24 août 2015

Il était une ville

Je n'ai pas trop l'habitude de m'intéresser aux "rentrées littéraires" et je n'avais jamais entendu parler de Thomas B. Reverdy. Mais la photo sur la manchette du livre  - un vélo au premier plan, à demi-enfoncé dans la neige, une maison murée en arrière plan - m'a immédiatement attirée. Et comme la ville dont il est question, c'est Detroit, voilà comment je me suis retrouvée à lire très exceptionnellement un roman français.

La fascination qu'exerce Detroit, cette ville en complète déliquescence, est étonnante. Comme un aimant elle attire journalistes, photographes, cinéastes, romanciers, peintres sans doute... Je me suis contentée de la la visiter "en touriste" et avoue une certaine tendresse pour cette ville et pour ses habitants. En dehors des zones de guerre, les villes en ruines, surtout une ville de la taille de Detroit, ne sont pas nombreuses. S'y promener est une expérience très particulière puisque cela revient à remonter dans le temps de sa splendeur et confronter en permanence son passé, son présent et son futur. Un futur auquel certains continuent de croire, en dépit des mauvais augures. Bien sûr, la plupart des habitants de Detroit n'ont pas d'autre choix, mais ceux qui ont décidé d'y rester coûte que coûte, sont prêts à relever le défi et inventer d'autres modes de vie, moins consuméristes, plus collectifs.
Detroit apparaît ainsi comme la ville de toutes les hypothèses, de tous les possibles. Un levain pour l'imagination.
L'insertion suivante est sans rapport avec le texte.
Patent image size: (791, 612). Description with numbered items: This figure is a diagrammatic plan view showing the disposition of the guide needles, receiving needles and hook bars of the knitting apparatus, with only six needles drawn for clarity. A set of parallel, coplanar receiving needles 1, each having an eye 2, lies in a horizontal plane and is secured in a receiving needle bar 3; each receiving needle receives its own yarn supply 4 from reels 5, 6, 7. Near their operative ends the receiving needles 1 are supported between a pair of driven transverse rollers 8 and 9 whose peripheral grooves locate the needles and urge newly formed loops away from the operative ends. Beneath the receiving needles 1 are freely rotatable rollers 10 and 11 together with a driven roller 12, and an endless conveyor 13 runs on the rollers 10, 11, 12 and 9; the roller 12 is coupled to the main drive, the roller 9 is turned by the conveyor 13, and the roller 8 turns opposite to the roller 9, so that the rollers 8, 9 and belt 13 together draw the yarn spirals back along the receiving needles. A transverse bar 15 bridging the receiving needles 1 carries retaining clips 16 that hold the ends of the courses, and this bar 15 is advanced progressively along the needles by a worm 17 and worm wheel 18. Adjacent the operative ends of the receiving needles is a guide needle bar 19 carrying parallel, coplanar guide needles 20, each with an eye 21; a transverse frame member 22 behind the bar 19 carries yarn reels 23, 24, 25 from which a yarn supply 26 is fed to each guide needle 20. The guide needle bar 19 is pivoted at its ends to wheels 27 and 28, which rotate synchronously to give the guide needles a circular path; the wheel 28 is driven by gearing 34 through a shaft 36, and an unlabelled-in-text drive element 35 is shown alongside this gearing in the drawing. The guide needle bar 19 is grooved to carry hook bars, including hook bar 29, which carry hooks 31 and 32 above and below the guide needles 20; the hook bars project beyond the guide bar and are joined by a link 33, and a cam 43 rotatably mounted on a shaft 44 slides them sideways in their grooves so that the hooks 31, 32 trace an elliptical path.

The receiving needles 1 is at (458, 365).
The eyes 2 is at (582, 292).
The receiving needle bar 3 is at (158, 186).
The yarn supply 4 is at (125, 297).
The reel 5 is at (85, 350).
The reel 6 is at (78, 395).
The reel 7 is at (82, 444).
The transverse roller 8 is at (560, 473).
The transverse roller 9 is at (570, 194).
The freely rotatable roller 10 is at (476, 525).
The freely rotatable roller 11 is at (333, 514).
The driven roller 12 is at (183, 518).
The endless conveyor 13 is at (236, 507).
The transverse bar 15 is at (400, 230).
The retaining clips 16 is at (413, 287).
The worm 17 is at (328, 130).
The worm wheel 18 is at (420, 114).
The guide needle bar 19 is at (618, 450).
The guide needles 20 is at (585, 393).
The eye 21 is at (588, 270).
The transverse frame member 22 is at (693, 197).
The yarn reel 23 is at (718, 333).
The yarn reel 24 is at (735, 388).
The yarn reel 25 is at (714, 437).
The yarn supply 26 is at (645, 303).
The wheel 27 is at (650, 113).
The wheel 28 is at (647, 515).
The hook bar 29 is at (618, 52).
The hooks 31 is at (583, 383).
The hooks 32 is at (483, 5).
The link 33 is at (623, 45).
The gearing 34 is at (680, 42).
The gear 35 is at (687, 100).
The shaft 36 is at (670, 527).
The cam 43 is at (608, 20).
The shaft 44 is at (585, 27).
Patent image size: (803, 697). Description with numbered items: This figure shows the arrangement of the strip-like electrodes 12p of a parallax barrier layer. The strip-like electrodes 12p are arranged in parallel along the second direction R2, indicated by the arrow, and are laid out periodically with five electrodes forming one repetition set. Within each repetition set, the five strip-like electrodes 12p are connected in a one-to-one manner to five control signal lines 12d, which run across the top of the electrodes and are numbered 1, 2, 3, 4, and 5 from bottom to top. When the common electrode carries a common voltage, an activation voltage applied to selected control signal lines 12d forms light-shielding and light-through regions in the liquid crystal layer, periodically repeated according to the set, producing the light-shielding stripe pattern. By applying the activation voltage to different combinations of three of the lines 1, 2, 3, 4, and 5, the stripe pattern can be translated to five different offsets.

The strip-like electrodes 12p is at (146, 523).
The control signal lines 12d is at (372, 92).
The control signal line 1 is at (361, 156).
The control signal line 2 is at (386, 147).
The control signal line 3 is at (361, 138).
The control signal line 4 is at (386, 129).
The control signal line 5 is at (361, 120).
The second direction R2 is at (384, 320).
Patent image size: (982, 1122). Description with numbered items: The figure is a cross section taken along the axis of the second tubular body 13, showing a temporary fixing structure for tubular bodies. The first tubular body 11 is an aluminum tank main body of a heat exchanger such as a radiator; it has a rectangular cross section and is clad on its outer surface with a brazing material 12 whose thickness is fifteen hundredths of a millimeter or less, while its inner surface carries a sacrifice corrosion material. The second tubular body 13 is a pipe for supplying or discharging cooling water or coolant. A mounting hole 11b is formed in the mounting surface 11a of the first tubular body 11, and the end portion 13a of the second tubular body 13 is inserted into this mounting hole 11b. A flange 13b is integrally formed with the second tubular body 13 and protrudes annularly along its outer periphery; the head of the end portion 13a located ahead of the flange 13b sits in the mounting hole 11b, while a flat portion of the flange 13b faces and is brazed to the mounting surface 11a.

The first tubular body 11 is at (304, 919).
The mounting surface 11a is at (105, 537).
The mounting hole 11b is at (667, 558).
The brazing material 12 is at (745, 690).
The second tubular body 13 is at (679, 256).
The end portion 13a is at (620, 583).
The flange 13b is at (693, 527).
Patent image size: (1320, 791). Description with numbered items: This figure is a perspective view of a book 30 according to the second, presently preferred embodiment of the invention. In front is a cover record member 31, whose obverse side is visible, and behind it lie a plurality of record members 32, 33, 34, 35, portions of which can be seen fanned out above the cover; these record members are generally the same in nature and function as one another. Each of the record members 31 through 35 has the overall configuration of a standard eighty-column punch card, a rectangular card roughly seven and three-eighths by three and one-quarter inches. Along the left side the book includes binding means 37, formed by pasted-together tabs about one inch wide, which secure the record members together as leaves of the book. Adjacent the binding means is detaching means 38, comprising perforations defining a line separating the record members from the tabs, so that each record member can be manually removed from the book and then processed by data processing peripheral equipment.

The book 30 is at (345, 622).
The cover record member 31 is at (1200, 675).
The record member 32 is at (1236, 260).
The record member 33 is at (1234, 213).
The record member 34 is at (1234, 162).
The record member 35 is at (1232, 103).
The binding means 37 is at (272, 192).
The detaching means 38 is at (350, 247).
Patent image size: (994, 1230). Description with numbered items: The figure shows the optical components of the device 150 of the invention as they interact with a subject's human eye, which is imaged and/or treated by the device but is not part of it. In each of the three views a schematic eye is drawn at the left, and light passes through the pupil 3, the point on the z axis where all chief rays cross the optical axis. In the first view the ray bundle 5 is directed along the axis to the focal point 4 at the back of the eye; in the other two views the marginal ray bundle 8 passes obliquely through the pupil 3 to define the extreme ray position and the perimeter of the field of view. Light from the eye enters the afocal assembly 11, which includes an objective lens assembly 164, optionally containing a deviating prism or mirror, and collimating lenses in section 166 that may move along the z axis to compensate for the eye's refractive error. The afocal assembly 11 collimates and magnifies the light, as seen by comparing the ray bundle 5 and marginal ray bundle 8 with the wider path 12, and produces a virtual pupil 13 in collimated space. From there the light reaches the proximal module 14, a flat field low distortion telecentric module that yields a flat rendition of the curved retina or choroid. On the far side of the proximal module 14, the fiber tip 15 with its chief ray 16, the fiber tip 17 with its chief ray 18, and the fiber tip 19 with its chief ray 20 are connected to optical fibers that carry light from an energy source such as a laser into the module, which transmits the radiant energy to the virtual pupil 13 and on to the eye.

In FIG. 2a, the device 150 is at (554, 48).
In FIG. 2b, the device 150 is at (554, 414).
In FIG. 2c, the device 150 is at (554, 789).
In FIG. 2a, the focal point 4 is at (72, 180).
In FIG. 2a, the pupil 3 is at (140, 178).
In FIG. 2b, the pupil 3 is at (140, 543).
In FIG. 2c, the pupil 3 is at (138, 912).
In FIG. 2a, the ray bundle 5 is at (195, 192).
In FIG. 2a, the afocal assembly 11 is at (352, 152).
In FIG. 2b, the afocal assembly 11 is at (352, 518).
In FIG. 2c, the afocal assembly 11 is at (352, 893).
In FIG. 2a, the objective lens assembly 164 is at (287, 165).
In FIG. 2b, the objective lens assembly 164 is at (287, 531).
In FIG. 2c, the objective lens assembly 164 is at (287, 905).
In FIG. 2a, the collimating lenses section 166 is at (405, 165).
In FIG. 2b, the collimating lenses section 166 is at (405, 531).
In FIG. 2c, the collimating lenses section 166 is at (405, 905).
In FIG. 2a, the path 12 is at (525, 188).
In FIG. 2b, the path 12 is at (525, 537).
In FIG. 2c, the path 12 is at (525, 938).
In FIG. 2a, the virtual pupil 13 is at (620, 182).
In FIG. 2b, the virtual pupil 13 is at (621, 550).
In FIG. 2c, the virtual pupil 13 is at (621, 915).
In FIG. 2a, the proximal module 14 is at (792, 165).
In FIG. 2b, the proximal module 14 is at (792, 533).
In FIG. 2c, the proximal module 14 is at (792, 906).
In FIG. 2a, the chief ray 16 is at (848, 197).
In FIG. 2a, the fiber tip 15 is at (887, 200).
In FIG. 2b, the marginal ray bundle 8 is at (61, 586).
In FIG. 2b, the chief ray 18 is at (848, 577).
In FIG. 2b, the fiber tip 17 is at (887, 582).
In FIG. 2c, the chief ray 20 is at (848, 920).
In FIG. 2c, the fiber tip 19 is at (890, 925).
Que devient une ville dont tous les enfants ont disparu ?
Un vieux conte allemand, celui du Joueur de flûte de Hamelin, apparaît en filigrane dans le récit sans pour autant le structurer puisque Thomas Reverdy choisit de multiplier les personnages et donc les points de vue.
Un jeune ingénieur français vient d'arriver à Detroit pour y diriger un vague projet automobile; le regard qu'il pose sur la ville est partagé entre l'effroi, l'exaspération et l'attirance. L'inspecteur Brown, flic à l'ancienne qui n'a pas totalement perdu l'espoir de résoudre l'enquête sur la disparition des enfants, se noie dans la paperasse pour essayer de les retrouver. Et quand on l'appelle pour vérifier l'identité d'un gamin que l'on a retrouvé mort au bord d'un terrain vague, il est plus motivé que jamais. Les liens entre les différents personnages, une serveuse de bar, la grand-mère d'un des gamins,  est assez ténu j'en conviens - et les énumérations sans fin dont l'auteur ne semble pouvoir se passer m'ont passablement exaspérée - mais le roman ne cherche pas à passer pour un roman policier, ni même un roman avec une intrigue serrée; c'est plutôt un roman d'atmosphère comme le titre le suggère. Et sur ce plan-là le roman est vraiment réussi. Le froid, la neige, l'obscurité surtout conviennent bien à Detroit, où les seuls lieux où l'on échappe à l'angoisse et à la solitude sont les bars. Un livre à lire bien au chaud chez soi, un verre de bière (ou de whisky ! ) à la main.